Pokemon Go’s sale would be the latest twist in the tale of one of gaming’s most unlikely CEOs.
In 2001, John Hanke co-founded a mapping technology company called Keyhole that would later be acquired by Google and be foundational in the development of Google Earth and Google Maps. In 2010, Hanke, riding rarified success, chose to lead a team inside Google that would envision the future of augmented reality gaming.
The team launched Ingress, the first major global augmented reality game, in 2013 and within two years had amassed seven million players. But Ingress would be remembered less as a game than a proof of concept. In 2015, Hanke spun out the Google group into an independent company called Niantic. A year later the studio launched Pokémon Go in collaboration with (and significant funding from) Google, Nintendo, and The Pokemon Company.
By the end of 2016, Pokémon Go had been downloaded by more than 500 million players.
In the years following Pokémon Go’s success, Hanke spoke at numerous conferences about the bigger potential for augmented reality to connect the real world with the artificial one. He imagined ways augmented reality could place players into shared virtual worlds while they occupied a physical one, all with the support of Niantic’s tools.
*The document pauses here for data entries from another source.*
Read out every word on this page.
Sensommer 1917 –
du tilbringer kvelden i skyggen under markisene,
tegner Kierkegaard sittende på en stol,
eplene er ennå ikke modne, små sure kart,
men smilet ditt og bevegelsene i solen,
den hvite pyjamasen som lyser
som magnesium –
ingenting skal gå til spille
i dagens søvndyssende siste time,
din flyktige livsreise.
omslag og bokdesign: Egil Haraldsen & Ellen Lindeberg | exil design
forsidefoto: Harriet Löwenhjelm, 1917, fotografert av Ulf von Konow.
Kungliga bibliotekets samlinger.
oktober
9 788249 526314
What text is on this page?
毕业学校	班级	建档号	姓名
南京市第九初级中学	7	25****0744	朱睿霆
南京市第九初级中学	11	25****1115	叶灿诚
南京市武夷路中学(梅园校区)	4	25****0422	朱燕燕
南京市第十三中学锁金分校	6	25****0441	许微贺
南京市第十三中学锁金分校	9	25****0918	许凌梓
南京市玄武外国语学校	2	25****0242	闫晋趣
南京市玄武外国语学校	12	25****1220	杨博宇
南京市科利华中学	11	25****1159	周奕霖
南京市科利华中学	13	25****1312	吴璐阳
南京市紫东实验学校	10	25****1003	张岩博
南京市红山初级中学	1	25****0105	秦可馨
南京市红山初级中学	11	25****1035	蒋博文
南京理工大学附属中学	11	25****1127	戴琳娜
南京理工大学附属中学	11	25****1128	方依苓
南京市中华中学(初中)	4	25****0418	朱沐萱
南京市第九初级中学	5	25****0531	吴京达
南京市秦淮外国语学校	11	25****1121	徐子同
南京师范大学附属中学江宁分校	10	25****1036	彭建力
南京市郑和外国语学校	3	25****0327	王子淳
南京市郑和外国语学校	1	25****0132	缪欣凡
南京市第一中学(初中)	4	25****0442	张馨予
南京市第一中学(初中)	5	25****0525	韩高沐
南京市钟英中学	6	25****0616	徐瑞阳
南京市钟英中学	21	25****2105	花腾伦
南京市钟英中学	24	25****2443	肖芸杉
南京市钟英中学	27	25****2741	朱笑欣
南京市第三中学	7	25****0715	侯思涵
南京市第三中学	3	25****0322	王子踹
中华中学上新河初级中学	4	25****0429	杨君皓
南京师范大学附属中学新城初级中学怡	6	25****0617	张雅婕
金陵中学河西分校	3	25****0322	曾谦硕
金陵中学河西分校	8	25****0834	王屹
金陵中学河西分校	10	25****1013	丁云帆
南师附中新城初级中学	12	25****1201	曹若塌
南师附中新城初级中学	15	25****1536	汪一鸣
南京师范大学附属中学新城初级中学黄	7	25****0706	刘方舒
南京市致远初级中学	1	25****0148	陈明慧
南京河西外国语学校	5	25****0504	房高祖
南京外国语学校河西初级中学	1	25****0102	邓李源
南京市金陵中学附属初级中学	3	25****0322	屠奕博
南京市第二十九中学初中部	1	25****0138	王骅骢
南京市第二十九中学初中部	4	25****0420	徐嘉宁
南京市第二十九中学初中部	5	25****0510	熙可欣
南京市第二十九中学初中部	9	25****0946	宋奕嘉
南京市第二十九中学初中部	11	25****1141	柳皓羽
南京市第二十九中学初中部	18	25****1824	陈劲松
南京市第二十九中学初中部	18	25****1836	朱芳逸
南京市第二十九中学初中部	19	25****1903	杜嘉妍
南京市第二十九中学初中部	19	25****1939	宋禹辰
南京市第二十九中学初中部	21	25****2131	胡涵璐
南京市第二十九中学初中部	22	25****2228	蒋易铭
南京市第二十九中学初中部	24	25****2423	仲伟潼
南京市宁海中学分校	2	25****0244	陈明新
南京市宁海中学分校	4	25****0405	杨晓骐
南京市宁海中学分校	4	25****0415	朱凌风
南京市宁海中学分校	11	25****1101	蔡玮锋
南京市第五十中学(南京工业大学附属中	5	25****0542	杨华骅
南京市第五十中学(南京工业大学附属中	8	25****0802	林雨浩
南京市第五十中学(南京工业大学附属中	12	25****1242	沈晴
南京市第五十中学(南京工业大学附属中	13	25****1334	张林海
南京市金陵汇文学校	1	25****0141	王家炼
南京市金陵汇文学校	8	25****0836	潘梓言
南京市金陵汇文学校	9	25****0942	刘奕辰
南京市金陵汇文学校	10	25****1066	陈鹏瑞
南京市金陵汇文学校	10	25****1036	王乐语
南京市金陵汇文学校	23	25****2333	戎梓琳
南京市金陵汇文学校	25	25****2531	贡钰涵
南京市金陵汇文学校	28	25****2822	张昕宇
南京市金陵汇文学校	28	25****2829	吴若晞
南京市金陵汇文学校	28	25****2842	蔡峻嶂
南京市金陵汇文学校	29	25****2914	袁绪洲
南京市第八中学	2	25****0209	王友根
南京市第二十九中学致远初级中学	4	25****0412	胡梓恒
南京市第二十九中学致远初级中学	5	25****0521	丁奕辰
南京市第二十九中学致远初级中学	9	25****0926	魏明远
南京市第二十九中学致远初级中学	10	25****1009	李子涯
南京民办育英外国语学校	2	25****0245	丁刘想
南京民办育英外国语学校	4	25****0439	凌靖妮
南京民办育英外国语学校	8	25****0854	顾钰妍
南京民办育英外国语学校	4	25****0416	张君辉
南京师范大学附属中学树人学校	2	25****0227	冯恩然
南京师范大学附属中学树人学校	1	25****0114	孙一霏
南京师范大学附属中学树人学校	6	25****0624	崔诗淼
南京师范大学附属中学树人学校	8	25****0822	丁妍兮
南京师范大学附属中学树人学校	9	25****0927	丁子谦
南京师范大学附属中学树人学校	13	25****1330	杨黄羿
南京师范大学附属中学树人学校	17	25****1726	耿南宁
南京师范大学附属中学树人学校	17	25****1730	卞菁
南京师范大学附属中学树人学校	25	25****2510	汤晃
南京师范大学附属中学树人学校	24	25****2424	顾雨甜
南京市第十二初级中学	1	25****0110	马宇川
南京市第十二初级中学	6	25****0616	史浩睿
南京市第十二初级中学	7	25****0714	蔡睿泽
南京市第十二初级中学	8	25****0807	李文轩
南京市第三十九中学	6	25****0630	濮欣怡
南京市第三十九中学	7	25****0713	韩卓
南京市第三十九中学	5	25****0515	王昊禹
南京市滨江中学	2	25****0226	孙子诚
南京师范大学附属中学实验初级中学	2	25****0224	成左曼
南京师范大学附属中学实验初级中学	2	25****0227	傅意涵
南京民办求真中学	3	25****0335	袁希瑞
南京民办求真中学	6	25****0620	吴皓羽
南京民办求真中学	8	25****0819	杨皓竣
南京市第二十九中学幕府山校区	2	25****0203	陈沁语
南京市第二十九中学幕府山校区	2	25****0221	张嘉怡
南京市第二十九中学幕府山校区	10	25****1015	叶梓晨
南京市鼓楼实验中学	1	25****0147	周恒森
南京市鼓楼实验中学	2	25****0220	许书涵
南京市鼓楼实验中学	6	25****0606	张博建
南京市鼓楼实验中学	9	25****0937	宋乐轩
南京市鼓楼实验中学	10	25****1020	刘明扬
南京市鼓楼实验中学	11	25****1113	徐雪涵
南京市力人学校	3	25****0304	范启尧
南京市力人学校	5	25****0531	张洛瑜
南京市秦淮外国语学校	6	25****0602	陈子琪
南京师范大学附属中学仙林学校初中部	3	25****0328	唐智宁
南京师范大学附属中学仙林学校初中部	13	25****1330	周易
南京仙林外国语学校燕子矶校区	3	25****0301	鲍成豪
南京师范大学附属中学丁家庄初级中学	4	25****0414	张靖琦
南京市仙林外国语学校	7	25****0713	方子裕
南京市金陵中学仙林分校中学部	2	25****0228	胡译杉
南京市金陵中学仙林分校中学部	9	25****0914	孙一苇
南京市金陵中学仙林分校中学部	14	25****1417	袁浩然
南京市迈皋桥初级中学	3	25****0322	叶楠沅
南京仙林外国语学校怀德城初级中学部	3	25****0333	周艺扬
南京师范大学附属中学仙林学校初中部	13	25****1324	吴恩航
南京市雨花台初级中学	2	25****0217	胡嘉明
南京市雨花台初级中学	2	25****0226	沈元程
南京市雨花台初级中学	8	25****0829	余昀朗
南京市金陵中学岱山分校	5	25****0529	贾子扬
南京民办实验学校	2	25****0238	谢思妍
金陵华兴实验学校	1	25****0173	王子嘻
In 2020, Covid-19 hit, and millions of players sheltered in place. As the pandemic became an endemic, Niantic began to cancel titles. In 2023, the company laid off 230 employees, roughly 25% of its workforce. Hanke emphasized, alongside the deep cuts, the company’s need to focus on Pokémon Go and he acknowledged that the AR market was “developing more slowly than anticipated.”
Now, it appears Hanke and what team members remain at Niantic could return to what inspired them long before video games: mapping. The data collected by all the Niantic apps has been used to create large geospatial models in an effort to achieve spatial intelligence. Last November, Niantic’s Eric Brachmann and Victor Adrian Prisacariu published an update on the project: “At Niantic, we are pioneering the concept of a Large Geospatial Model that will use large-scale machine learning to understand a scene and connect it to millions of other scenes globally.”
Because it’s 2025 and the answer is always AI.